Mr Robertson put the listing shortage down to the unusually bad weather, and he expected it to pick up in spring.
‘‘It’s been a pretty wet month, the last month, and I think that has an impact on everything, but our out-of-town inquiry is probably doubled, so that’s really interesting.’’
Of the inquiries they received on properties, about 40% were from out of town, compared to a more usual 20%, he said.
‘‘So, increase in out-of-town inquiry, definitely slower locally, but again I think that’s weather-impacted in winter, and should come right in spring’’
There was an element of levelling out in the market, but he thought it should hold quite well.

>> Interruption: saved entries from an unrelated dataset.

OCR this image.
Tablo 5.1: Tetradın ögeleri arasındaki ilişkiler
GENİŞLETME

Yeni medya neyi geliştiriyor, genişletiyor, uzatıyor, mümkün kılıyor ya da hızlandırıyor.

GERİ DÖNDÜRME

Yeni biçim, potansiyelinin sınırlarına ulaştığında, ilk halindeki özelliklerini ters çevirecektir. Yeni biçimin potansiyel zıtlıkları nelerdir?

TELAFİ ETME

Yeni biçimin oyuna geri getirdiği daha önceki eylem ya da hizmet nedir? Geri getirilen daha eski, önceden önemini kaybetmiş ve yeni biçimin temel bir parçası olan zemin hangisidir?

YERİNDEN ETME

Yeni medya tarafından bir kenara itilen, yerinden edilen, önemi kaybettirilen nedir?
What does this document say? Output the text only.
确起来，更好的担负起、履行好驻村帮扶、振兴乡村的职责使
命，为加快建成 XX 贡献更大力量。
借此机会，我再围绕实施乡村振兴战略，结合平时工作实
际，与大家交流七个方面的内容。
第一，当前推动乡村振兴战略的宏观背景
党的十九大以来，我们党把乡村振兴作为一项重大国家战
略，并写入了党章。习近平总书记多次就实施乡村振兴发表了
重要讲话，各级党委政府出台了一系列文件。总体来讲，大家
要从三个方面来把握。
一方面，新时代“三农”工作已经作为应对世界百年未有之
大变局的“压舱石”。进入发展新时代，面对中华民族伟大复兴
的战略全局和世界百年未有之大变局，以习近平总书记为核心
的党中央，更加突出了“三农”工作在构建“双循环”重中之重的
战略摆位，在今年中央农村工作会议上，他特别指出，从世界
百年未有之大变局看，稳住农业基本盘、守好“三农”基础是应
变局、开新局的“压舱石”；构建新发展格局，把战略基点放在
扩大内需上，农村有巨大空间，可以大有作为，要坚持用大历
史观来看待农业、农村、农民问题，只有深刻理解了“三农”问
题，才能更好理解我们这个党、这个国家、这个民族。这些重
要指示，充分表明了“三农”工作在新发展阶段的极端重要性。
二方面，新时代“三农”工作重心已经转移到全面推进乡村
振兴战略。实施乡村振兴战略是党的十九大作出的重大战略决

‘‘Again, what we’re seeing is the out-of-town interest increasing because of that affordability factor, so that tends to hold our market longer and stops it from dropping really . . . we saw the same pattern in 2008.’’
Mrs Burgher said Property Brokers also had strong interest from ‘‘up north’’, particularly for lifestyle properties, of which there were few.
‘‘We had 13 inquiries on one of our lifestyle properties a month ago.’’
The drop in residential listings in and around Oamaru and surrounding towns, was probably reflected in residential sales. In March, there were 45, April 35, then in May, June and July, 31, 29 and 29, respectively, she said.
‘‘I think there are fewer people at open homes, and not a lot of first-time buyers,’’ she said.
‘‘People are still trading, but it is slowing, and properties are on the market a little longer.
‘‘I think it’s a little quieter than the last few winters, but Oamaru is still selling.’’
According to the July property report, overall average asking prices in Waitaki were looking stable, with a 2.3% rise from $468,662 in July last year, to $479,423.
A realestate.co.nz spokesperson said nationally the increase in listings was in stark contrast to record lows witnessed a year ago.
‘‘Throughout 2021, we saw record-low housing stock month after month, which would have created challenges for buyers and increased urgency in the market.
‘‘For the last few months, New Zealand has experienced housing stock levels not seen since 2019. This has created a stable and less urgent environment for buyers,’’ they said.
The figures also showed the New Zealand property market had settled into a ‘‘new, more stabilised normal’’ due to factors such as a record number of building consents for new homes, and buyer Fomo (fear of missing out) easing.